Nel suo messaggio don Rito si sofferma su un particolare spesso trascurato: i cani che si avvicinano a Lazzaro per leccargli le ferite. Un gesto che diventa simbolo e spunto per una riflessione più ampia sul modo in cui ciascuno di noi si pone davanti alla sofferenza degli altri.
Don Rito scrive: «In questa parabola i cani non sono il dettaglio. Sono lo specchio.
«Un povero, di nome Lazzaro, stava alla sua porta, coperto di piaghe, bramoso di sfamarsi con quello che cadeva dalla tavola del ricco; ma erano i cani che venivano a leccare le sue piaghe» (Lc 16,20-21).
Chi sono i cani in questa storia? Perché questo particolare?
Nel linguaggio giudaico “cani” erano spesso i pagani, la gente considerata impura, ai margini. Eppure qui i cani fanno una cosa che il ricco non fa: si avvicinano. Non risolvono la povertà di Lazzaro, ma gli stanno accanto. Gli danno un sollievo minimo, quasi umiliante e insieme tenero: almeno qualcuno tocca quelle ferite, almeno qualcuno non gira la faccia.
C’è un ricco — magari anche religioso — che avrebbe la possibilità di aiutare, forse persino di cambiare la storia di Lazzaro. Ma resta seduto. Protetto. Vestito bene. Con la tavola piena e la paura che la vita si sporchi.
E poi ci sono i cani: altra povera gente, altri ultimi. Non hanno pane da dare, ma hanno presenza. Invece di correre a raccogliere briciole per sé, vanno a “leccare” le ferite di chi soffre: un gesto piccolo, imperfetto, ma reale. Il ricco non si muove “neppure con un dito”; i cani, invece, fanno ciò che possono.

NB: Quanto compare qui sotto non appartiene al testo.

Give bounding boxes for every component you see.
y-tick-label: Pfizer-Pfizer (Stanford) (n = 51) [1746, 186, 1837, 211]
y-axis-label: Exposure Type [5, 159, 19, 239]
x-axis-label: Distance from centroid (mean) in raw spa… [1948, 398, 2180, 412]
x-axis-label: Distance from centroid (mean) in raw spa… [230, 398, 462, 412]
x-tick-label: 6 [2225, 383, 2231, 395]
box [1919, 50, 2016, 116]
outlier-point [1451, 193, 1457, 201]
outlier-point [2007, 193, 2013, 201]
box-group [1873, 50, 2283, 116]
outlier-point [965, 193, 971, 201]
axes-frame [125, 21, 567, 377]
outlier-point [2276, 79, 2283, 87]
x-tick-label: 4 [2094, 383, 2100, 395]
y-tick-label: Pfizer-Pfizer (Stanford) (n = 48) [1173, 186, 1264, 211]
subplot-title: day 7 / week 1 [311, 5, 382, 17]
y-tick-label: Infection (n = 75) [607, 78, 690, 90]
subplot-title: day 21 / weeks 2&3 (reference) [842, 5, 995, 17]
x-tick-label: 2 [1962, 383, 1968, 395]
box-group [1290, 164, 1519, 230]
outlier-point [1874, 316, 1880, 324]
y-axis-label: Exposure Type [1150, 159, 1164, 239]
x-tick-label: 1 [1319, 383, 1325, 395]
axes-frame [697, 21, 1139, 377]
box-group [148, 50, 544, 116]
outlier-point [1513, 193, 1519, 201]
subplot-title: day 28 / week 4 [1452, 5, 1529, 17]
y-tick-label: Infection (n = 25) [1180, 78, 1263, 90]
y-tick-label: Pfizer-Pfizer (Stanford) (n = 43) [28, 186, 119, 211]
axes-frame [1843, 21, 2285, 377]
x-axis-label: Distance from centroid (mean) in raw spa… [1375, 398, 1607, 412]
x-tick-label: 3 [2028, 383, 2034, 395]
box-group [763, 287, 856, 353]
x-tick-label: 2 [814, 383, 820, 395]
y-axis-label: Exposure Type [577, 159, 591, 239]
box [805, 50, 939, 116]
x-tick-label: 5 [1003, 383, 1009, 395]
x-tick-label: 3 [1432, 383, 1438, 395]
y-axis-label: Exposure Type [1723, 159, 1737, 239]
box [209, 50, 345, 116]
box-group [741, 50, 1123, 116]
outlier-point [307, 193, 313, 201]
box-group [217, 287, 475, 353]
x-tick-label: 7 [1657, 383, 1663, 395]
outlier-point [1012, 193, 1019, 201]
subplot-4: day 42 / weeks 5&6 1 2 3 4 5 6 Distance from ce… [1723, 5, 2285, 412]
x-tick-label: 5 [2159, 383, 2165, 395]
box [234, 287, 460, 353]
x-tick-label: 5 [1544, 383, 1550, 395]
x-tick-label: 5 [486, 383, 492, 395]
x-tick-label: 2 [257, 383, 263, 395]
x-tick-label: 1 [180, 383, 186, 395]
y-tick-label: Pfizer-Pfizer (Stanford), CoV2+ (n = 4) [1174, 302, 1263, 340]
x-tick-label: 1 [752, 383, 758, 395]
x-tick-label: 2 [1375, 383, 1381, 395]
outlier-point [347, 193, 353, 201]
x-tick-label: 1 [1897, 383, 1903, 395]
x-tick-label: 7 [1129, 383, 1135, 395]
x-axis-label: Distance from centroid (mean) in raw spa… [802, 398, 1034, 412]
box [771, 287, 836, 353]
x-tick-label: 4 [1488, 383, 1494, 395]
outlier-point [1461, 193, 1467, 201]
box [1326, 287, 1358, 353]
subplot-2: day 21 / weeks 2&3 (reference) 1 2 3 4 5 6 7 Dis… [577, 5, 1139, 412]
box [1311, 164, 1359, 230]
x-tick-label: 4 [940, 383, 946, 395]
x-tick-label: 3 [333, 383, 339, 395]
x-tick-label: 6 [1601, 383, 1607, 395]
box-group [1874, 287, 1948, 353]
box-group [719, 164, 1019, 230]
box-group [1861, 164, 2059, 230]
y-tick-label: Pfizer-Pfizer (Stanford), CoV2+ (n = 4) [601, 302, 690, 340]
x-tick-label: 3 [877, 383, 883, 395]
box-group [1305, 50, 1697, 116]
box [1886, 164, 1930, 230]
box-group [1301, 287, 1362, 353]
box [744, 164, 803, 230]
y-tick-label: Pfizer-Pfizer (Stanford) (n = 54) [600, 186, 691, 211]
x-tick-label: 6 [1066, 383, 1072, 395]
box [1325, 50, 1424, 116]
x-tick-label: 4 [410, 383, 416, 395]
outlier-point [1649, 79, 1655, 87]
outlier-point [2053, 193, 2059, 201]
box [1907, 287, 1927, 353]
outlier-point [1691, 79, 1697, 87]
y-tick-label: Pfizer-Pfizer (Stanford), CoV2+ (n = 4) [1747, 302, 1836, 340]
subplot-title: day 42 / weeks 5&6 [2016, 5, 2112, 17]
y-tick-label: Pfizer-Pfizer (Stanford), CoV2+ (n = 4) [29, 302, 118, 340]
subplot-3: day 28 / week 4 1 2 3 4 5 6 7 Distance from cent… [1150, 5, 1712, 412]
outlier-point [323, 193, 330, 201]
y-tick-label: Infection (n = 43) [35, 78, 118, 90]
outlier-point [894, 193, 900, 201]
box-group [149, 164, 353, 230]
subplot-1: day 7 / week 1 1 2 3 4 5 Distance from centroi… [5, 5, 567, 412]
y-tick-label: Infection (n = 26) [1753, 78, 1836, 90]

La tentazione è immedesimarsi subito in Lazzaro. Ma la domanda più onesta è un’altra: io e te, in questa scena, siamo il ricco seduto a tavola o siamo i cani che, nella loro miseria, provano almeno a fare qualcosa?
E qui la parabola diventa sociale, quotidiana, tagliente: forse i cani sono il numero maggiore in questa storia. Forse, in fondo, siamo tutti cani davanti a una scelta:
leccare i potenti sperando che cada una briciola… oppure leccare le ferite di chi è in difficoltà.
Non parlo solo dei governi e delle loro servitù. Penso a quando eravamo a scuola: quanti “leccavano” il professore e quanti, invece, spendevano tempo per un compagno fragile. Penso ai preti che “leccano” il vescovo per una promozione o un vantaggio, e a quelli che si curano delle ferite dei confratelli. E vale per ogni ambiente: lavoro, famiglia, gruppo, parrocchia.
Allora oggi la domanda è semplice e bruciante:
chi stai “leccando”?
Che cosa stai cercando davvero?».
La riflessione di don Rito Maresca colpisce proprio per la sua semplicità disarmante. Partendo da un’immagine evangelica, il sacerdote sposta l’attenzione dal dramma del povero Lazzaro alla responsabilità di chi osserva la scena. Non basta riconoscere la sofferenza: bisogna decidere come reagire.
Il contrasto tra il ricco immobile e i cani che si avvicinano diventa così un’immagine potente della vita quotidiana. Ci sono persone che hanno mezzi e possibilità ma restano distanti, e altre che, pur nella loro fragilità, riescono almeno a offrire presenza, vicinanza, attenzione.
La provocazione finale – “chi stai leccando?” – non è soltanto una frase forte, ma una domanda morale. Invita a chiedersi se si preferisce cercare il favore dei potenti o se, invece, si è disposti a chinarsi sulle ferite degli altri.
In fondo, è proprio qui il cuore del Vangelo: non nei grandi gesti spettacolari, ma nella capacità di non voltarsi dall’altra parte. Anche un gesto piccolo, imperfetto, può diventare un segno di umanità. E talvolta, come ricorda questa parabola, sono proprio gli ultimi a insegnarlo.